Informazioni ordini
| Nome del prodotto | Codice del prodotto | UNITÀ | Prezzo | Quantità | Preferiti | |
PAR-3 Plasmide Double Nickase (h) | sc-417018-NIC | 20 µg | $410.00 | |||
PAR-3 Plasmide Double Nickase (h2) | sc-417018-NIC-2 | 20 µg | $410.00 |
F2RL2 codifica il recettore attivato da proteasi 3 (PAR-3), un recettore accoppiato a proteine G sensibile alla trombina che modula la segnalazione piastrinica e le risposte delle cellule vascolari attraverso un’attivazione proteolitica regolata. PAR-3 influenza le vie emostatiche e infiammatorie plasmando le reti di segnalazione a valle dei GPCR, inclusa la mobilizzazione del calcio e le cascate di chinasi che si intersecano con l’attivazione cellulare guidata dalla coagulazione. Nell’uomo, alterazioni nella segnalazione della famiglia PAR sono state associate a trombosi disregolata, infiammazione vascolare e interazioni tumore–stroma, rendendo F2RL2 un bersaglio rilevante per studi meccanicistici sulla segnalazione mediata da proteasi. L’analisi della funzione di PAR-3 supporta l’indagine del cross-talk tra proteasi, GPCR e segnali della matrice extracellulare in microambienti rilevanti per la patologia.

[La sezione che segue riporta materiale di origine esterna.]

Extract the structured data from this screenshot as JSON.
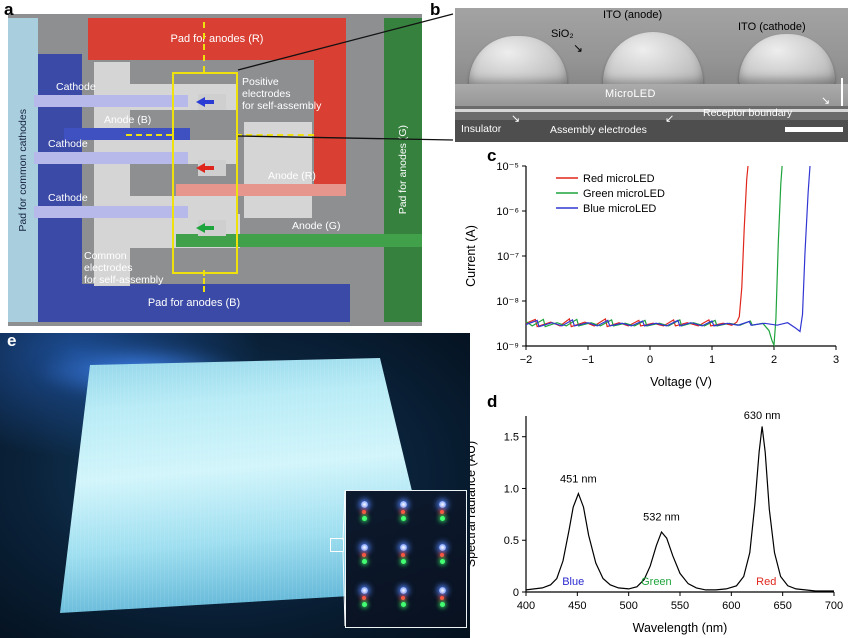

PAR-3 Il plasmide Double Nickase (h) consiste in una coppia di plasmidi ingegnerizzati per l'editing ad alta specificità del locus F2RL2 nelle linee cellulari human. Ciascun plasmide esprime una nickasi Cas9 D10A e un sgRNA distinto che prende di mira filamenti di DNA opposti all'interno di F2RL2. Quando indirizzate verso siti adiacenti su filamenti di DNA opposti, le due nickasi generano tagli a filamento singolo sfalsati che insieme producono una rottura a doppio filamento sfalsata, richiedendo un'attività coordinata sul bersaglio da entrambe le guide. La rottura del DNA risultante viene risolta da vie di riparazione cellulare endogene, più comunemente attraverso la giunzione non omologa delle estremità (NHEJ), portando a inserzioni o delezioni che interrompono la funzione di F2RL2. Richiedendo il coinvolgimento di due sgRNA nel locus bersaglio, l'approccio a doppia nickasi migliora la specificità dell'editing e fornisce una strategia CRISPR complementare per applicazioni in cui è desiderato un controllo aggiuntivo sulla precisione del targeting.
Per supportare l'identificazione efficiente delle cellule modificate, un plasmide codifica la GFP per la visualizzazione fluorescente delle popolazioni trasfettate, mentre il plasmide di accompagnamento porta un gene di resistenza alla puromicina per la selezione antibiotica. Insieme, queste caratteristiche supportano l'arricchimento efficiente delle popolazioni co-trasfettate e semplificano la convalida dei cloni con F2RL2 interrotto.
Solo per uso di ricerca. Non destinato a uso diagnostico o terapeutico.